The best approach to incorporate factorized attention is to use multi-head attention. This is slightly more computationally intensive, but only by a constant factor. We can compute the multi-head attention products in parallel and then concatenated along the feature dimension.
This paper adopts the pre-activation residual block in ResNet. In the transformer case, they applied layer normalization before multiplying the inputs with attention weights and feedforward network weights.
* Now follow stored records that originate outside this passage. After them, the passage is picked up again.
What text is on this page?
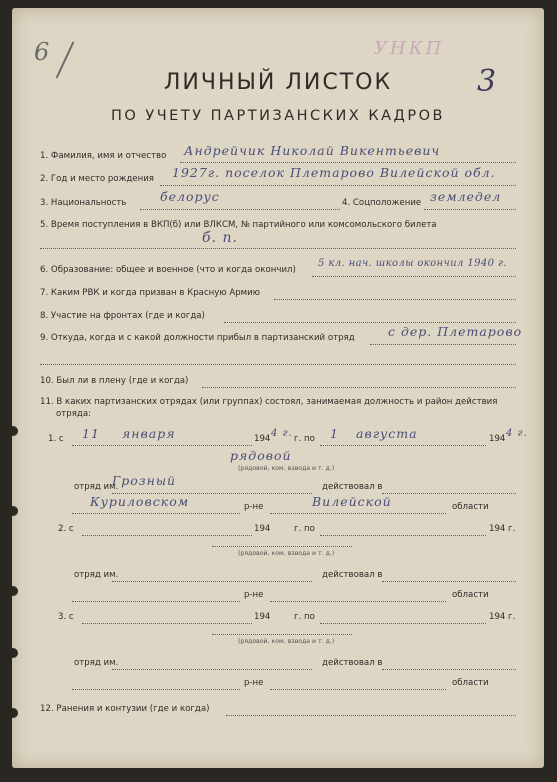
6	УНКП
3
ЛИЧНЫЙ ЛИСТОК
ПО УЧЕТУ ПАРТИЗАНСКИХ КАДРОВ
1. Фамилия, имя и отчество Андрейчик Николай Викентьевич
2. Год и место рождения 1927г. поселок Плетарово Вилейской обл.
3. Национальность	белорус	4. Соцположение земледел
5. Время поступления в ВКП(б) или ВЛКСМ, № партийного или комсомольского билета
б. п.
6. Образование: общее и военное (что и когда окончил)
5 кл. нач. школы окончил 1940 г.
7. Каким РВК и когда призван в Красную Армию
8. Участие на фронтах (где и когда)
9. Откуда, когда и с какой должности прибыл в партизанский отряд	с дер. Плетарово
10. Был ли в плену (где и когда)
11. В каких партизанских отрядах (или группах) состоял, занимаемая должность и район действия
отряда:
1. с 11 января	194 4 г. г. по 1 августа	194 4 г.
рядовой
(рядовой, ком. взвода и т. д.)
отряд им.
Грозный	действовал в
Куриловском	р-не	Вилейской	области
2. с	194	г. по	194 г.
(рядовой, ком. взвода и т. д.)
отряд им.	действовал в
р-не	области
3. с	194	г. по	194 г.
(рядовой, ком. взвода и т. д.)
отряд им.	действовал в
р-не	области
12. Ранения и контузии (где и когда)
To train on very long sequence (lengths of 16,384), the authors recompute the attention and feedforward blocks during the backwards pass.
Mixed precision training.

Experiments

The authors evaluated sparse transformers on CIFAR-10, EnWik8 and tiny-imagenet 64x64. Sparse transformers achieved better results with faster computation and less memory consumption. The ablation study showed that strided attention works better in vision domain while fixed attention works better in the text domain.

TL;DR

The authors proposed sparse attention in transformers, including strided and fixed pattern. This reduces both memory and computational costs, allowing transformers to be trained on extremely long inputs.